MARC reaffirmed a rating of A (A Flat) to Haisan Resources Berhad (HRB)’s RM30 million bonds with a Developing Outlook; reflecting its strong competitive position in the refrigeration and ice industry and good geographic diversity as well as the assignment of specific contract proceeds towards redemption of the bonds. The rating is however moderated by its weak profitability measures, high debt leverage and strained cash flow coverage measures.

The developing rating outlook reflects MARC’s expectation that the company will redeem its current bonds with part of its proceeds from its proposed asset securitization exercise that was announced on May 4, 2007. HRB expects to complete the proposed issuance of up to RM200 million asset backed Sukuk Al-Ijarah by the end of the year. This will insulate current bondholders from any further changes in HRB’s business and financial risk profiles. If the Sukuk issuance does not proceed as planned, the rating could come under downward pressure.

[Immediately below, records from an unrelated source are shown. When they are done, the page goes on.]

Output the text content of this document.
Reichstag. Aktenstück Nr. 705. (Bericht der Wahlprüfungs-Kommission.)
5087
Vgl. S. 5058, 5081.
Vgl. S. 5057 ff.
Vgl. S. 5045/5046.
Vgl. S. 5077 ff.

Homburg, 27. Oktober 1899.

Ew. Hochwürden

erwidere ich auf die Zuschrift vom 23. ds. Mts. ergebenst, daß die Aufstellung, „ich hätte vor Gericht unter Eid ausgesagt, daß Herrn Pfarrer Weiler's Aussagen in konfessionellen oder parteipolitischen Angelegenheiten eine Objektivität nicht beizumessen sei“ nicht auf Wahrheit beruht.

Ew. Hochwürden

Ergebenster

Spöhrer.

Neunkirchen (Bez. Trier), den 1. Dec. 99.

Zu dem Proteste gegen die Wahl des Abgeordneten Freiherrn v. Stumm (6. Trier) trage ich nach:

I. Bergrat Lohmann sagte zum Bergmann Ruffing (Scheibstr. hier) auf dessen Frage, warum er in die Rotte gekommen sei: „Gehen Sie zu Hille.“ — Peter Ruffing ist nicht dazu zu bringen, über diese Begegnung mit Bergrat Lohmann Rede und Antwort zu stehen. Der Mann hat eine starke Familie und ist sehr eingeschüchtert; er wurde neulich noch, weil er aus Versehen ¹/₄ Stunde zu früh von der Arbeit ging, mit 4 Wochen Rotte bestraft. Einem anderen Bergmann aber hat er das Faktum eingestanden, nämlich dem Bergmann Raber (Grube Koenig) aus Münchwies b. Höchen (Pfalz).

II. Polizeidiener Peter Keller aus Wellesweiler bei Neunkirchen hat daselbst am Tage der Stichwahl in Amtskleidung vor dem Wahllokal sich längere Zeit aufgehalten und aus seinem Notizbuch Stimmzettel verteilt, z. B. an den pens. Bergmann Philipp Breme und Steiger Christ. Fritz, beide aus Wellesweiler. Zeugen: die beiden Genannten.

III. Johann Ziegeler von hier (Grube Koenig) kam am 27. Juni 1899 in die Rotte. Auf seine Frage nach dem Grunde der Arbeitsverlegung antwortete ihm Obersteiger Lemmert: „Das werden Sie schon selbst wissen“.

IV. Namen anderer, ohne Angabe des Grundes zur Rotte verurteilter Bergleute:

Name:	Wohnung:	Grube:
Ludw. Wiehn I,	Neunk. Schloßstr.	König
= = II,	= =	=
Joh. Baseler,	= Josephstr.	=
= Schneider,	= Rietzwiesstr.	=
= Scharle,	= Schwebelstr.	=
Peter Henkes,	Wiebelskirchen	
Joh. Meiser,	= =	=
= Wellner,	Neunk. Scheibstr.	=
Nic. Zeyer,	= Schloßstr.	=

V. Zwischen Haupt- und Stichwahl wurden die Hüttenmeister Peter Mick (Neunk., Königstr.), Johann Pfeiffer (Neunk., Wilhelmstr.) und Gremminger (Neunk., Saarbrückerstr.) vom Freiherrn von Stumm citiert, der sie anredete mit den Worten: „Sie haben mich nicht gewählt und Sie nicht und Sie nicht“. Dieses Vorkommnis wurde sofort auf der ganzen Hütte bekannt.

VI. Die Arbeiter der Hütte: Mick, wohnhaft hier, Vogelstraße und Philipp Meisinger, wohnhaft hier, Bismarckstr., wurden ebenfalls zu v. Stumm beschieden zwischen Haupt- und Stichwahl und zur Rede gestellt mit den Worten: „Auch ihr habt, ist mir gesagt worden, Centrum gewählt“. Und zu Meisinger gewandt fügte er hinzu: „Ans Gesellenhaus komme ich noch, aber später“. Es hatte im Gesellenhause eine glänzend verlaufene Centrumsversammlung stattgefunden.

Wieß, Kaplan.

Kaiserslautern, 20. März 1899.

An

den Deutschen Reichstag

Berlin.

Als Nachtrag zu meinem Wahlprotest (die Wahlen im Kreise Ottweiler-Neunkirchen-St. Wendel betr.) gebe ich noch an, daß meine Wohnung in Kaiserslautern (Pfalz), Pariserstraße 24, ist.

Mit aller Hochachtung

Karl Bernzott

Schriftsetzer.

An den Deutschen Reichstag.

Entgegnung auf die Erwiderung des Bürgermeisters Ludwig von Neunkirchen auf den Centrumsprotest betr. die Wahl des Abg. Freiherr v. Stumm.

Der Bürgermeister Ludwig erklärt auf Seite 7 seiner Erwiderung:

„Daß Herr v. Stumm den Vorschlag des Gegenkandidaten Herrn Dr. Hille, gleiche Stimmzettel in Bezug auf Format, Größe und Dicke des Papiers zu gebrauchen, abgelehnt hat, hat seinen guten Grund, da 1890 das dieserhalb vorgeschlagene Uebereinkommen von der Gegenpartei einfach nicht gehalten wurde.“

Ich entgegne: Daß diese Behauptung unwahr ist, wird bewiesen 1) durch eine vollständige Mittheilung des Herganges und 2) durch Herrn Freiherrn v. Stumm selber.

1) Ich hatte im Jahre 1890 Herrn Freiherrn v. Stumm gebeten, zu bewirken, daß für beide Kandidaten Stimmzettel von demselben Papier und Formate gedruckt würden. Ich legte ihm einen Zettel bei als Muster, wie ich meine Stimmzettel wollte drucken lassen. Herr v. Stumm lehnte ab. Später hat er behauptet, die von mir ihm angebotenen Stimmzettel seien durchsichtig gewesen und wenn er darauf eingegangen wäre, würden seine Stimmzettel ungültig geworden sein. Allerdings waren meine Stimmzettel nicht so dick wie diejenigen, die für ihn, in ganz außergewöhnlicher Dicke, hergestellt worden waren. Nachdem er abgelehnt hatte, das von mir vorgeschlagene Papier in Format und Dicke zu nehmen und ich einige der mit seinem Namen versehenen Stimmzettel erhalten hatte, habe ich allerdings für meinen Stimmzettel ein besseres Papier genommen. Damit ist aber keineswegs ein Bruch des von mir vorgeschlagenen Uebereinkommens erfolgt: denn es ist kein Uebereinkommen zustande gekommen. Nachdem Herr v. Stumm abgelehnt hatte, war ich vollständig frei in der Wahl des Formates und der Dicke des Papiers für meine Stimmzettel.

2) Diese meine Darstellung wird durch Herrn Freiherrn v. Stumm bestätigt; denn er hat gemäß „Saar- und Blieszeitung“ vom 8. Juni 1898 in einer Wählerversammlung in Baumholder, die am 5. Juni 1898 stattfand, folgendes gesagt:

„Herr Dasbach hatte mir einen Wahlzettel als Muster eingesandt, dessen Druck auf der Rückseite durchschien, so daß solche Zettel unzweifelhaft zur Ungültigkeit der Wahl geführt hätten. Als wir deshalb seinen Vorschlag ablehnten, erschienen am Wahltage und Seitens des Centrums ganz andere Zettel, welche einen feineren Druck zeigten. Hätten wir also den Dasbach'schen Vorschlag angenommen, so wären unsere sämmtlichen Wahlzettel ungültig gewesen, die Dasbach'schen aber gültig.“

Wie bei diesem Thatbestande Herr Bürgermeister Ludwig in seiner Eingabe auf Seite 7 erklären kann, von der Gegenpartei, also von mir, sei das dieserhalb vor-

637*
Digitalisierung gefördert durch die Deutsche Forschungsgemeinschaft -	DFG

Incorporated in 1999, HRB is principally involved in the whole spectrum of the refrigeration and ice industry, which includes provision of temperature controlled logistics (TCL) services, provision of engineering services related to industrial refrigeration, ice manufacturing and warehousing. The Group was listed on the Second Board of Bursa Malaysia in January 2001.

Significant changes occurred in the group’s business risk profile last year with continuation of their aggressive expansion in China as well as Vietnam in TCL services. The latter is the largest contributor to the group’s earnings. The expansion is part of the group’s strategy to secure first mover advantages in these countries. HRB expects its soon-to-be completed TCL warehouses in Saigon and Shanghai to contribute positively from FY2008 onwards. HRB’s improved geographical diversification comes, nonetheless, at the expense of an increased financial risk profile given that the expansion is primarily debt-funded.

For fiscal year 2006, the group recorded flat revenue growth of RM68.7 million against RM68.2 million in the previous the year. Strong growth arose from TCL division which recorded a revenue of RM41 million compared to RM32 million in the previous year. This was, nevertheless, offset by the weaker performance of the engineering division whose revenue shrunk to RM14 million from RM24 milllion in the previous year. Despite flat revenue growth, HRB’s operating margin improved to 18.03% for FY2006 from 16.97% in FY2005 (FY2004:12.82%) on account of higher rise in rental rates and lower accounting depreciation charges.

HRB’s credit protection measures remain strained. The group has generated negative free cash flow for the last five years as a result of its aggressive expansion plans in China and Vietnam. Cash flow coverage in the short and intermediate term is expected to remain weak amid capital expenditure commitments as well as expansion initiatives which will increase funding pressure. The ability to generate free cash flow is a key driver for any potential positive rating action. The group’s leverage position is high compared to rated peers. As most of the expansion was debt financed, the leverage for FY2006 increased significantly from 1.25x to 1.58x.

Under the issue structure, a Revenue Account (RA) captures rental proceeds of approximately RM6.5 million per annum from three specified contracts for the redemption of the rated bonds upon maturity. HRB’s good competitive position in the provision of multi temperature controlled facilities (MTCF) services mitigates the risk of early termination of contracts. While the bonds have a bullet repayment structure, liquidity risk is largely mitigated through the progressive build up of the RA.